Tomeia Temporal range: Olenekian PreꞒ Ꞓ O S D C P T J K Pg N

Scientific classification
- Kingdom: Animalia
- Phylum: Chordata
- Clade: Tetrapoda
- Order: †Temnospondyli
- Suborder: †Stereospondyli
- Clade: †Capitosauria
- Genus: †Tomeia
- Species: †T. witecki
- Binomial name: †Tomeia witecki Eltink et al., 2017

= Tomeia =

- Genus: Tomeia
- Species: witecki
- Authority: Eltink et al., 2017

Extinct genus of temnospondyl

Tomeia is an extinct genus of capitosaur that lived during the Olenekian stage of the Early Triassic epoch in Brazil.

== History of study ==
The holotype and only known specimen of the type species, Tomeia witecki, was first figured and briefly described, but not named, by Dias-da-Silva et al. (2009). The formal naming of the taxon was done by Eltink et al. (2017).
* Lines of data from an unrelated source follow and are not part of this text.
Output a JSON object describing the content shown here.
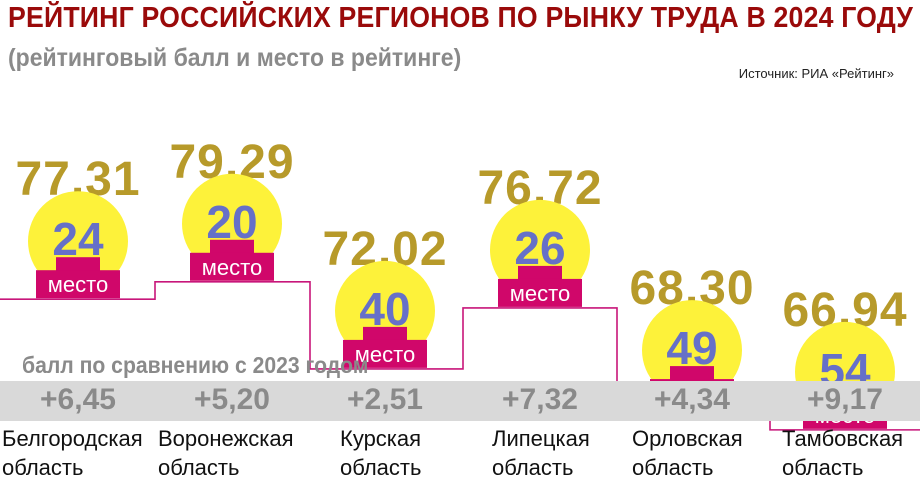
{
  "title": "РЕЙТИНГ РОССИЙСКИХ РЕГИОНОВ ПО РЫНКУ ТРУДА В 2024 ГОДУ",
  "subtitle": "(рейтинговый балл и место в рейтинге)",
  "source": "Источник: РИА «Рейтинг»",
  "change_caption": "балл по сравнению с 2023 годом",
  "place_label": "место",
  "colors": {
    "title": "#9a0a0a",
    "score": "#b79a2a",
    "rank": "#6670c8",
    "circle": "#fdf23a",
    "badge": "#d0076a",
    "line": "#c8167a",
    "band": "#d9d9d9"
  },
  "chart_data": {
    "type": "table",
    "title": "РЕЙТИНГ РОССИЙСКИХ РЕГИОНОВ ПО РЫНКУ ТРУДА В 2024 ГОДУ",
    "subtitle": "(рейтинговый балл и место в рейтинге)",
    "categories": [
      [
        "Белгородская",
        "область"
      ],
      [
        "Воронежская",
        "область"
      ],
      [
        "Курская",
        "область"
      ],
      [
        "Липецкая",
        "область"
      ],
      [
        "Орловская",
        "область"
      ],
      [
        "Тамбовская",
        "область"
      ]
    ],
    "scores": [
      "77,31",
      "79,29",
      "72,02",
      "76,72",
      "68,30",
      "66,94"
    ],
    "score_values": [
      77.31,
      79.29,
      72.02,
      76.72,
      68.3,
      66.94
    ],
    "ranks": [
      "24",
      "20",
      "40",
      "26",
      "49",
      "54"
    ],
    "changes": [
      "+6,45",
      "+5,20",
      "+2,51",
      "+7,32",
      "+4,34",
      "+9,17"
    ]
  }
}
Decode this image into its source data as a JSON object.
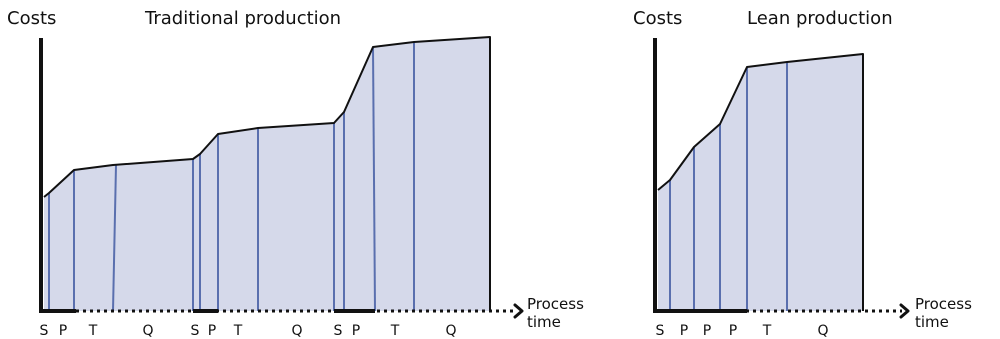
{
  "panels": [
    {
      "id": "traditional",
      "title": "Traditional production",
      "ylabel": "Costs",
      "xlabel_line1": "Process",
      "xlabel_line2": "time",
      "segments": [
        "S",
        "P",
        "T",
        "Q",
        "S",
        "P",
        "T",
        "Q",
        "S",
        "P",
        "T",
        "Q"
      ]
    },
    {
      "id": "lean",
      "title": "Lean production",
      "ylabel": "Costs",
      "xlabel_line1": "Process",
      "xlabel_line2": "time",
      "segments": [
        "S",
        "P",
        "P",
        "P",
        "T",
        "Q"
      ]
    }
  ],
  "colors": {
    "fill": "#d5d9ea",
    "divider": "#5a6fae",
    "outline": "#111111"
  }
}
The specimen comes from the fossiliferous Bica São Tomé locality (Sanga do Cabral Formation) in Rio Grande do Sul.

In a review of the type locality, Pinheiro & Stock Da-Rosa (2024) mentioned that a fragment found a decade after the discovery of the holotype fits with the holotype and that further study of the taxon in light of this additional data is in progress.

== Description ==
Tomeia differs from other capitosaurs by a unique combination of characters that include: short parasphenoid-pterygoid suture, separation of the pterygoid and the exoccipital by the parasphenoid, well-developed ornamentation on the ventral surface of the parasphenoid, a more dorsally located oblique ridge relative to other capitosaurs, its slit-like posttemporal fenestra, and the exceptionally large size of its paraquadrate foramen when compared with the accessory paraquadrate foramen. A single autapomorphy - a ventrolaterally extensive descending postparietal lamina that excludes the exoccipital from the posttemporal fenestra - was also identified.

== Phylogenetic relationships ==
Due to its incompleteness, Tomeia has rarely been sampled in phylogenetic analyses of any taxonomic scale beyond the original analysis performed by Eltink et al. (2017). Those workers recovered Tomeia nested well within Capitosauroidea as the sister taxon to Edingerella, although their topology differs from most other capitosaur analyses in that Edingerella is usually at or near the base of Capitosauria and outside of Capitosauroidea.